Montag, 4. September 2023

Steffen Roski: Die Inszenierung des Social-Media-Syndroms "Drachenlord"

Wenn Sozialwissenschaftler über Medien forschen, beziehen sie sich in der Regel auf die geheiligte Sphäre des seriösen Journalismus mit seinen paradigmatischen Leitsternen wie SZ, F.A.Z., DIE ZEIT, DER SPIEGEL usw. Der Diskurs ist eingeübt, gepflegt, es wird feinsten Nuancen größte Beachtung geschenkt. Wir dürfen beobachten, wie die Forschung gerade die Facetten der "Causa Aiwanger" im Spiegelkabinett der Medienkritik detailreich analysiert.

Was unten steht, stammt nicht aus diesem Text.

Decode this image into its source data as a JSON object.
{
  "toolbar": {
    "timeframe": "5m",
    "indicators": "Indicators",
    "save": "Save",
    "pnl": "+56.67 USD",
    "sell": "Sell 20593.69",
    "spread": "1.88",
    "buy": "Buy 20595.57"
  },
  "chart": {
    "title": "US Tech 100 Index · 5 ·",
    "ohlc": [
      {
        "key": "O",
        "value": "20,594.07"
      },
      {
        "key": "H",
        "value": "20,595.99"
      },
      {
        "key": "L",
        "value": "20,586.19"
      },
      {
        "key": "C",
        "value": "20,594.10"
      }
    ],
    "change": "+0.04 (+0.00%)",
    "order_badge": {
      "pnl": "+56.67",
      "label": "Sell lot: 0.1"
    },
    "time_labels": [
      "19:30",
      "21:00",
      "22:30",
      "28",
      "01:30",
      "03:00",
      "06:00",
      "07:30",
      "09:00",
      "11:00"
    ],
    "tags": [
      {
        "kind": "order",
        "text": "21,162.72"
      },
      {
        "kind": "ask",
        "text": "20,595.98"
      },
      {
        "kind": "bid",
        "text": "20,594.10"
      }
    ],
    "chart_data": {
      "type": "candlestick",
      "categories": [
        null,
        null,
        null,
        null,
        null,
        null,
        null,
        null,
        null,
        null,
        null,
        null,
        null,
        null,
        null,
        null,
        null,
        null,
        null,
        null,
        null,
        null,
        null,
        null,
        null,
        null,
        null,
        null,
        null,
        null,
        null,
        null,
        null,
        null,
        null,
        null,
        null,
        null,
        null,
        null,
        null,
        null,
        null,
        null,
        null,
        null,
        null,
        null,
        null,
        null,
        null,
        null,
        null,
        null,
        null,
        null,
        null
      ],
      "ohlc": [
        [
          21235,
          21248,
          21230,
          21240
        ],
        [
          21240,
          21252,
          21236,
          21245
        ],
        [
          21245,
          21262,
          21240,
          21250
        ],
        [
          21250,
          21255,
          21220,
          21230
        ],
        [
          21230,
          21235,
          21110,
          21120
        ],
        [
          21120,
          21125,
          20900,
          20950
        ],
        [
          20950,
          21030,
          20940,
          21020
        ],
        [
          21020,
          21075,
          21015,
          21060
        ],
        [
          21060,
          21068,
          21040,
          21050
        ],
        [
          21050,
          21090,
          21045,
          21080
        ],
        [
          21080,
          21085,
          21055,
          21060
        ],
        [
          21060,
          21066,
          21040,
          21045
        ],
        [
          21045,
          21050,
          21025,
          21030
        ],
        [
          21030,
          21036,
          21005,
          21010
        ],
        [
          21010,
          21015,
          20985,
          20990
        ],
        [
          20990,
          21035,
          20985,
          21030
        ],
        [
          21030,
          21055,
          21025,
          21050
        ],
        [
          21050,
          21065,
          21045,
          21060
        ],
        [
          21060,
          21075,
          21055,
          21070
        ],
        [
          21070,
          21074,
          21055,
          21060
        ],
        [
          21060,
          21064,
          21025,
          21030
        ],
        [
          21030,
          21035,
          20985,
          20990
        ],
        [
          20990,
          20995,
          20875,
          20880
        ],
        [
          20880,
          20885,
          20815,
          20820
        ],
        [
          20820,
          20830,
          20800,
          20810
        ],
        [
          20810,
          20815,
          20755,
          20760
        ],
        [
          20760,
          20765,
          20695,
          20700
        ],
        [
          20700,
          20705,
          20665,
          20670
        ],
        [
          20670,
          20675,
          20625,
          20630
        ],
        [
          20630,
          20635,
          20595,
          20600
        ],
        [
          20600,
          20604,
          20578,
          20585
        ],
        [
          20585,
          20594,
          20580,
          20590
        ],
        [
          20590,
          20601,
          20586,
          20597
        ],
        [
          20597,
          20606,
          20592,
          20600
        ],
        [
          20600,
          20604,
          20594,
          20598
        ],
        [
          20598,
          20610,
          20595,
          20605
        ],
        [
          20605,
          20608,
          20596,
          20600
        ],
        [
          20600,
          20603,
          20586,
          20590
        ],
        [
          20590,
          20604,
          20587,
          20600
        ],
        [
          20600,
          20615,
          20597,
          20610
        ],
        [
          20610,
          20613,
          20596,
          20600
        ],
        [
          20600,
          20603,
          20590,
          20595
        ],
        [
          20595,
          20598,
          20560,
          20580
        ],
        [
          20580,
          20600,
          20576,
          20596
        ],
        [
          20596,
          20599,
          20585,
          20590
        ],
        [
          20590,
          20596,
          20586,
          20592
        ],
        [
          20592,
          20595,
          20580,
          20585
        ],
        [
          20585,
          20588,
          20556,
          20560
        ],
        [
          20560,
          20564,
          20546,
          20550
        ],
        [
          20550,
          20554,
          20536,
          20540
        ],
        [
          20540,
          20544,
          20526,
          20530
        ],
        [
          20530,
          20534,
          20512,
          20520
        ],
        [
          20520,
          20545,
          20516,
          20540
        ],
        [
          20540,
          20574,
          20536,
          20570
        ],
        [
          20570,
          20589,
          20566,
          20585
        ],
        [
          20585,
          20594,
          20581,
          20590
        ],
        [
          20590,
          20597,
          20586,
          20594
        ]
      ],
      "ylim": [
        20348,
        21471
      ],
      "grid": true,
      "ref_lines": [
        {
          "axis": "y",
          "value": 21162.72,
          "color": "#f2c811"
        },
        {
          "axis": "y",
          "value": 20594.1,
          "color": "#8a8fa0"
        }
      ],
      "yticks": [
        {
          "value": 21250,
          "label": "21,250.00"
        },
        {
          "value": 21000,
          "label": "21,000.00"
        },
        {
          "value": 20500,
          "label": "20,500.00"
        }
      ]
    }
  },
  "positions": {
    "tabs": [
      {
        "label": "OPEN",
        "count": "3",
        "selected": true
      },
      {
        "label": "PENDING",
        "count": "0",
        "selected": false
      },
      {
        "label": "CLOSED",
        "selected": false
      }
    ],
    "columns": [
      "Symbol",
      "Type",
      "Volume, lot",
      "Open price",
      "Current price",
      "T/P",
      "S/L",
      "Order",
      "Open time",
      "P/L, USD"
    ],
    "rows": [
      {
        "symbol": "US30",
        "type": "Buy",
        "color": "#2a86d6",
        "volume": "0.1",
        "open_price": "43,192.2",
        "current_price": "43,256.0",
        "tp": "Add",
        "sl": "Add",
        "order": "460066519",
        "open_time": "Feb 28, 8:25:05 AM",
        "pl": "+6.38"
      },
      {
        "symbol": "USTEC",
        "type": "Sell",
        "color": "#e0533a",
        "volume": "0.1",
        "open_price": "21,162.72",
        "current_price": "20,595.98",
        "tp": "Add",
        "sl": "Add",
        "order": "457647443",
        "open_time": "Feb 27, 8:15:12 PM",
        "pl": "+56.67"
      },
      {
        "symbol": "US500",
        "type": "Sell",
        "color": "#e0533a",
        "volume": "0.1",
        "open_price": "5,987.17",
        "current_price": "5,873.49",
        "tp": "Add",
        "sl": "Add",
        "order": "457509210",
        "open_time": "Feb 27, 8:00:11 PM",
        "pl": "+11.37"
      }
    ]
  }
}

Weit weniger Beachtung wird dagegen jenen trüben Social-Media-Gewässern gewidmet, in denen sich die auf ihren Gaming-Stühlen und abgewetzten Sofas lümmelnden mehr oder weniger professionellen Online-Bettler tummeln, die ihrem Publikum zu jeder Tages- und Nachtzeit ein wenig Kleingeld aus dem Kreuz zu leiern bestrebt sind. 


Hierarchisierte man die BRD-Medien pyramidal, so fände man an ihrer Spitze die sog. "Leitmedien" (FAZ, Spiegel & Co.) und ganz unten auf dem breiten Grund der Pyramide eben jene Bettel-Kanäle, von denen TikTok eine unrühmliche Prominenz erlangt hat.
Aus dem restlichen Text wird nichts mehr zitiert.